Wednesday, May 25, 2011

privacy technology

Your unencrypted network traffic is vulnerable beyond the Wi-fi access point

Whether it's your Facebook identity or your Google Calendar traffic, there has been plenty of coverage lately about unencrypted information being sent to websites. What annoys the hell out of me, however, is this notion (coming from people who should know better, might I add) that these issues are only a problem if you're connecting to the internet via unsecured wi-fi.

This is complete and utter nonsense; the only thing that secured wi-fi gives you is a higher barrier to entry!

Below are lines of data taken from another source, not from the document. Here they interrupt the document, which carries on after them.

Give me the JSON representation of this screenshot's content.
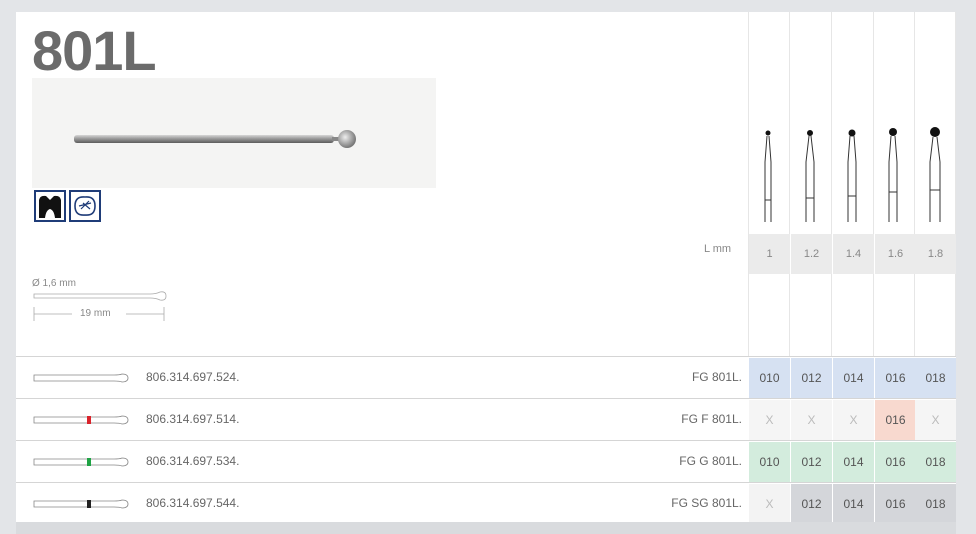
{
  "product": {
    "title": "801L",
    "diameter_label": "Ø 1,6 mm",
    "length_label": "19 mm"
  },
  "sizes": {
    "header_label": "L mm",
    "lengths": [
      "1",
      "1.2",
      "1.4",
      "1.6",
      "1.8"
    ]
  },
  "icons": [
    "tooth-crown-icon",
    "cavity-drill-icon"
  ],
  "rows": [
    {
      "code": "806.314.697.524.",
      "ref": "FG 801L.",
      "stripe": "none",
      "color": "#d6e1f2",
      "cells": [
        "010",
        "012",
        "014",
        "016",
        "018"
      ]
    },
    {
      "code": "806.314.697.514.",
      "ref": "FG F 801L.",
      "stripe": "#d9232b",
      "color": "#f5f5f5",
      "cells": [
        "X",
        "X",
        "X",
        "016",
        "X"
      ]
    },
    {
      "code": "806.314.697.534.",
      "ref": "FG G 801L.",
      "stripe": "#1fa345",
      "color": "#d3ecdd",
      "cells": [
        "010",
        "012",
        "014",
        "016",
        "018"
      ]
    },
    {
      "code": "806.314.697.544.",
      "ref": "FG SG 801L.",
      "stripe": "#222222",
      "color": "#d4d6da",
      "cells": [
        "X",
        "012",
        "014",
        "016",
        "018"
      ]
    }
  ],
  "highlight_color": "#f8d9cf"
}
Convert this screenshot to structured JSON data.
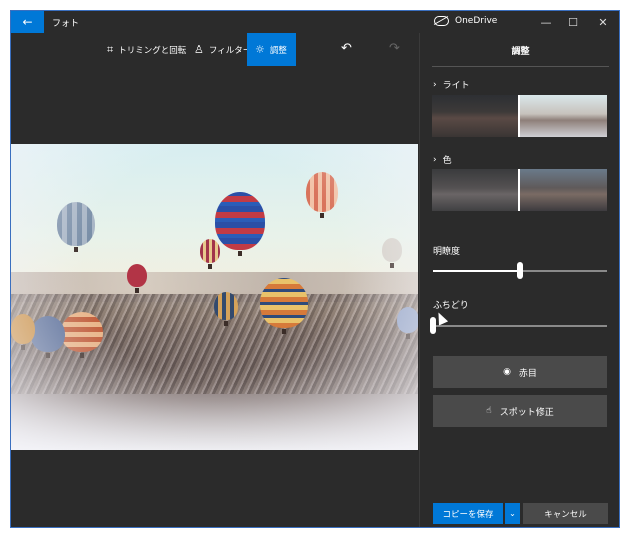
{
  "titlebar": {
    "back_icon": "←",
    "app_title": "フォト",
    "onedrive_label": "OneDrive",
    "minimize": "—",
    "maximize": "☐",
    "close": "✕"
  },
  "toolbar": {
    "crop_label": "トリミングと回転",
    "filter_label": "フィルター",
    "adjust_label": "調整",
    "undo_icon": "↶",
    "redo_icon": "↷"
  },
  "panel": {
    "title": "調整",
    "light_label": "ライト",
    "color_label": "色",
    "chevron": "›",
    "clarity_label": "明瞭度",
    "clarity_value": 0.5,
    "vignette_label": "ふちどり",
    "vignette_value": 0.0,
    "red_eye_label": "赤目",
    "red_eye_icon": "eye-icon",
    "spot_fix_label": "スポット修正",
    "spot_fix_icon": "hand-icon"
  },
  "footer": {
    "save_copy_label": "コピーを保存",
    "save_dropdown": "⌄",
    "cancel_label": "キャンセル"
  },
  "colors": {
    "accent": "#0078d7",
    "background": "#2b2b2b",
    "button": "#4a4a4a"
  }
}
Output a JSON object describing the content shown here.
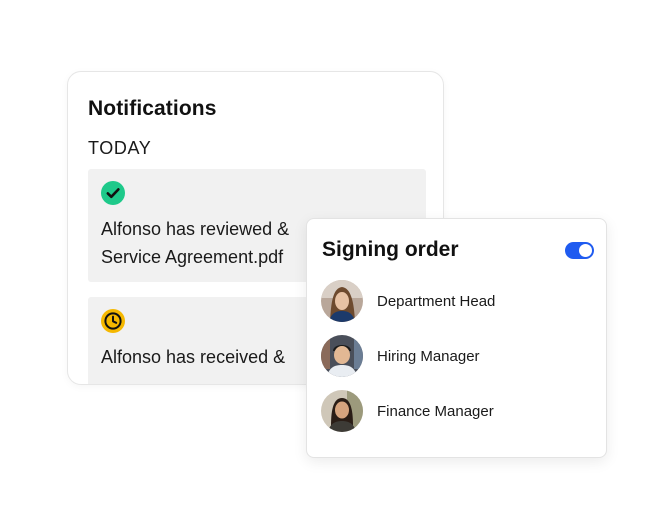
{
  "notifications": {
    "title": "Notifications",
    "section": "TODAY",
    "items": [
      {
        "icon": "check-circle-icon",
        "icon_color": "#1ec98a",
        "line1": "Alfonso has reviewed &",
        "line2": "Service Agreement.pdf"
      },
      {
        "icon": "clock-icon",
        "icon_color": "#f5b800",
        "line1": "Alfonso has received &"
      }
    ]
  },
  "signing_order": {
    "title": "Signing order",
    "toggle_on": true,
    "toggle_color": "#1f5bf0",
    "signers": [
      {
        "name": "Department Head"
      },
      {
        "name": "Hiring Manager"
      },
      {
        "name": "Finance Manager"
      }
    ]
  }
}
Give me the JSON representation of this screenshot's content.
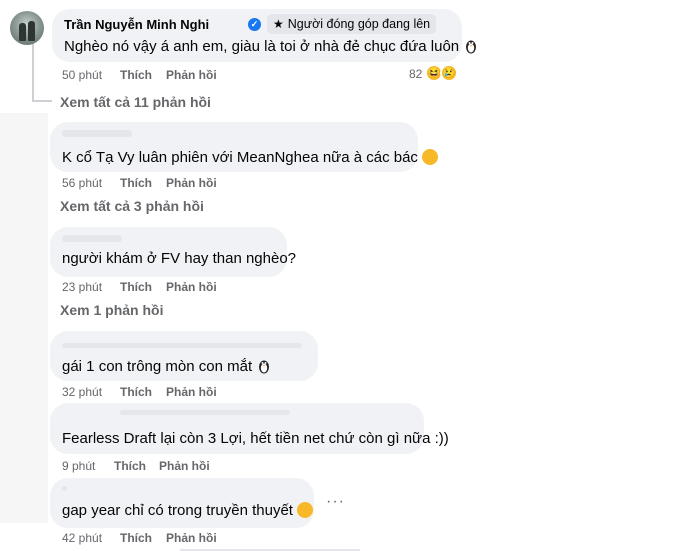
{
  "comment_main": {
    "author": "Trần Nguyễn Minh Nghi",
    "badge": "Người đóng góp đang lên",
    "text": "Nghèo nó vậy á anh em, giàu là toi ở nhà đẻ chục đứa luôn",
    "time": "50 phút",
    "like": "Thích",
    "reply": "Phản hồi",
    "reaction_count": "82",
    "reactions": [
      "laugh-emoji",
      "sad-emoji"
    ],
    "view_replies": "Xem tất cả 11 phản hồi"
  },
  "replies": [
    {
      "text": "K cổ Tạ Vy luân phiên với MeanNghea nữa à các bác",
      "time": "56 phút",
      "like": "Thích",
      "reply": "Phản hồi",
      "view_replies": "Xem tất cả 3 phản hồi"
    },
    {
      "text": "người khám ở FV hay than nghèo?",
      "time": "23 phút",
      "like": "Thích",
      "reply": "Phản hồi",
      "view_replies": "Xem 1 phản hồi"
    },
    {
      "text": "gái 1 con trông mòn con mắt",
      "time": "32 phút",
      "like": "Thích",
      "reply": "Phản hồi"
    },
    {
      "text": "Fearless Draft lại còn 3 Lợi, hết tiền net chứ còn gì nữa :))",
      "time": "9 phút",
      "like": "Thích",
      "reply": "Phản hồi"
    },
    {
      "text": "gap year chỉ có trong truyền thuyết",
      "time": "42 phút",
      "like": "Thích",
      "reply": "Phản hồi"
    }
  ],
  "more_icon": "more-horizontal-icon",
  "colors": {
    "bubble": "#f0f2f5",
    "meta": "#65676b",
    "verified": "#1877f2"
  }
}
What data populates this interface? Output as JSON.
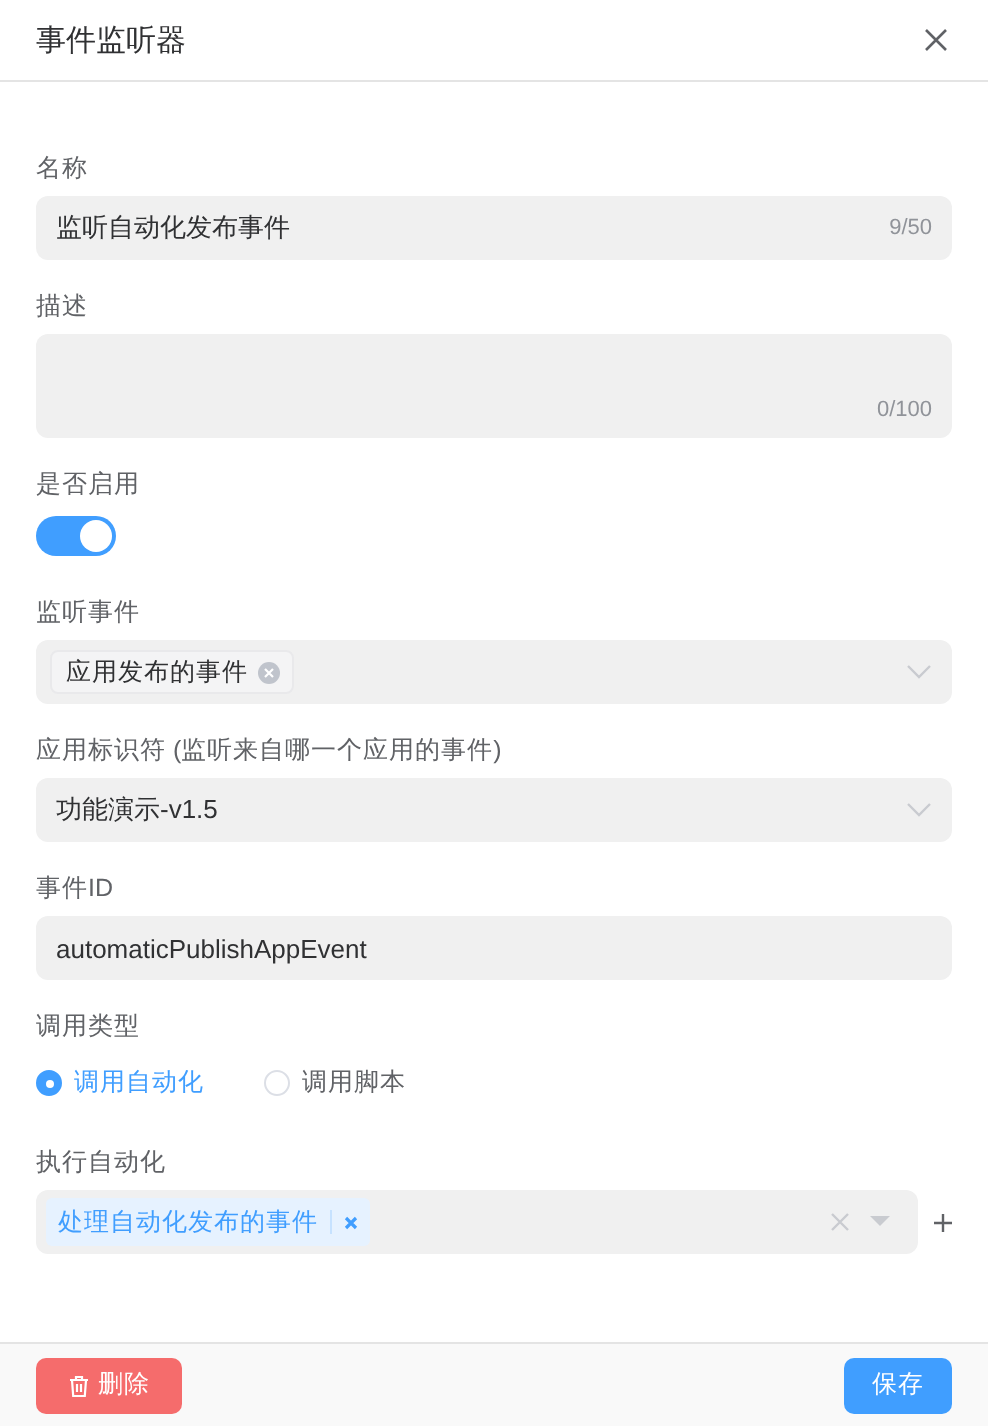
{
  "dialog": {
    "title": "事件监听器"
  },
  "fields": [
    {
      "kind": "text",
      "label": "名称",
      "value": "监听自动化发布事件",
      "counter": "9/50"
    },
    {
      "kind": "textarea",
      "label": "描述",
      "counter": "0/100"
    },
    {
      "kind": "switch",
      "label": "是否启用",
      "on": true
    },
    {
      "kind": "tags",
      "label": "监听事件",
      "tags": [
        "应用发布的事件"
      ]
    },
    {
      "kind": "select",
      "label": "应用标识符 (监听来自哪一个应用的事件)",
      "value": "功能演示-v1.5"
    },
    {
      "kind": "text",
      "label": "事件ID",
      "value": "automaticPublishAppEvent"
    },
    {
      "kind": "radio",
      "label": "调用类型",
      "options": [
        {
          "label": "调用自动化",
          "selected": true
        },
        {
          "label": "调用脚本",
          "selected": false
        }
      ]
    },
    {
      "kind": "multiselect",
      "label": "执行自动化",
      "tags": [
        "处理自动化发布的事件"
      ]
    }
  ],
  "footer": {
    "delete_button": "删除",
    "save_button": "保存"
  }
}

Consider this mental exercise: What happens to your data after it travels past the wi-fi access point? It needs to travel the remaining hundreds or thousands of kilometres to the website's data centre. If that information is unencrypted at the application layer (let's say via HTTP), it's just as visible by somebody intercepting it as it comes across the wire as it was over the unsecured airwaves. Wi-fi encryption is at the link layer, so it's only going to protect your data as it travels from your device to the access point; from then on, it's open season.

I don't dispute the fact that it's easier to snoop on unsecured wi-fi than it is to monitor a wired medium. What I do dispute is this ridiculous claim that securing your wireless connection or using a wired connection solves everything for you.

Avoiding unsecured wi-fi is not the solution. Using secure application layer protocols such as HTTPS is the solution.